Analogous Thought: My Meandering Mind

I've accumulated a ridiculous, embarrassing amount of notes, links and ideas for subjects to write about - at least 200 broad categories of subjects - that, were I being paid for blogging, I could easily churn out five or ten blog posts a day, each on some separate topic. I've often used the acronym "FFUI" (for "free-floating unattached intelligentsia," a phrase I copped from Karl Mannheim) here at the OG; I think maybe I'm more the flaneur I mentioned near the end of my last blogspew. Or Herbert Gold's term, "magpie intellectual"? Then again, to quote Marlene Dietrich's last line from Orson Welles's Touch of Evil, "What does it really matter what you say about people?"

Benefits of Bilingualism
So yea: I was going to write on some recent articles that suggest bilingualism has some intriguing and beneficial aspects we weren't sure of only a few years ago. Then I was going to shift to the personal and talk about my ability to quickly remember 75-100 phrases in some non-English foreign language - usually the ones you'd need if you found out you were going to Country X in a week. ("Thank you," "Excuse me, but where is the ____,?" the days of the week, "Please, I'd like the (menu item)," "How are you doing sir/madam?," "Another beer please," and "How much?" are just a few of the obvious ones.)

However, like far too many Unistatians, I'm monolingual; I've yet to really immerse myself in one language and become truly conversant in it. I've at times memorized the sentence "I'm sorry, but I don't speak (the local language) very well," so well, and with an apparent accent, that native speakers have often thought I was being modest and went on, in something utterly incomprehensible to me. I've not studied the grammar of another language in depth, and the vast number of nouns needed to get by looks menacing to me.

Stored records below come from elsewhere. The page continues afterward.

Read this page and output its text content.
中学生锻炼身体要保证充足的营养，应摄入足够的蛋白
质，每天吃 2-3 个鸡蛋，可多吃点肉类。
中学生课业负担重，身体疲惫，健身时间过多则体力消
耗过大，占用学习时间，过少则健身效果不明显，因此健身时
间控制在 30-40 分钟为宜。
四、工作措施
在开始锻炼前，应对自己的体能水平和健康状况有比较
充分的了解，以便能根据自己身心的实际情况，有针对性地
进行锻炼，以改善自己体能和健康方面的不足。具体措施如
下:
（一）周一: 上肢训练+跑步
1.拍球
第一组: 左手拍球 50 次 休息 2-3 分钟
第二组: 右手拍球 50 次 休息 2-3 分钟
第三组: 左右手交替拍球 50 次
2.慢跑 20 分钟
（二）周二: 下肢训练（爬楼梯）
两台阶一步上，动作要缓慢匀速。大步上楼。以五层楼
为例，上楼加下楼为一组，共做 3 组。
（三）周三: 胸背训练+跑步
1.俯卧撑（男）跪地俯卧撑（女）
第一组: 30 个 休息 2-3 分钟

                                 The Proto-Indo-European language family

I took a stab at Intelligence Increase a while back but barely made a dent; it turns out learning new languages has broad implications for getting smarter. The New York Times's Yudhuit Bhattacharjee recently cited studies that, rather than one language inhibiting the other in one's mental processes, it's more complex than that, that both systems are in use even when one is being used, which forces the brain to solve internal conflicts, strengthening cognitive muscles. Bilingualism enhances executive (frontal lobe) functions: planning, staying focused, and solving real-world problems. Having more than one language is linked to a heightened ability to monitor the local environment, and it also seems to make one resistant to the onset of dementia. I would consider all of these benefits to fall under the rubric, "intelligence increase."

                                        Daniel Kahneman, born 1934, still thriving, won 
                                        Nobel Prize for Economics in 2002 for work in 
                                        Prospect Theory, which annihilated the presumptions
                                        of far-too-rationalistic Econs. Kahneman came from
                                        the field of Psychology. The Econs needed this...
                                        But will they learn from it?

A University of Chicago study shows bilingualism helps eliminate certain unconscious biases and allows us to make better financial decisions. HERE's another take on this study, from Wired. Note that much of the core of these studies comes out the jaw-droppingly phenomenal work by Daniel Kahneman and Amos Tversky. If you get a chance, spend an hour or two with Kahneman's recent book, Thinking, Fast and Slow. Some people deserve more than one Nobel Prize for their work...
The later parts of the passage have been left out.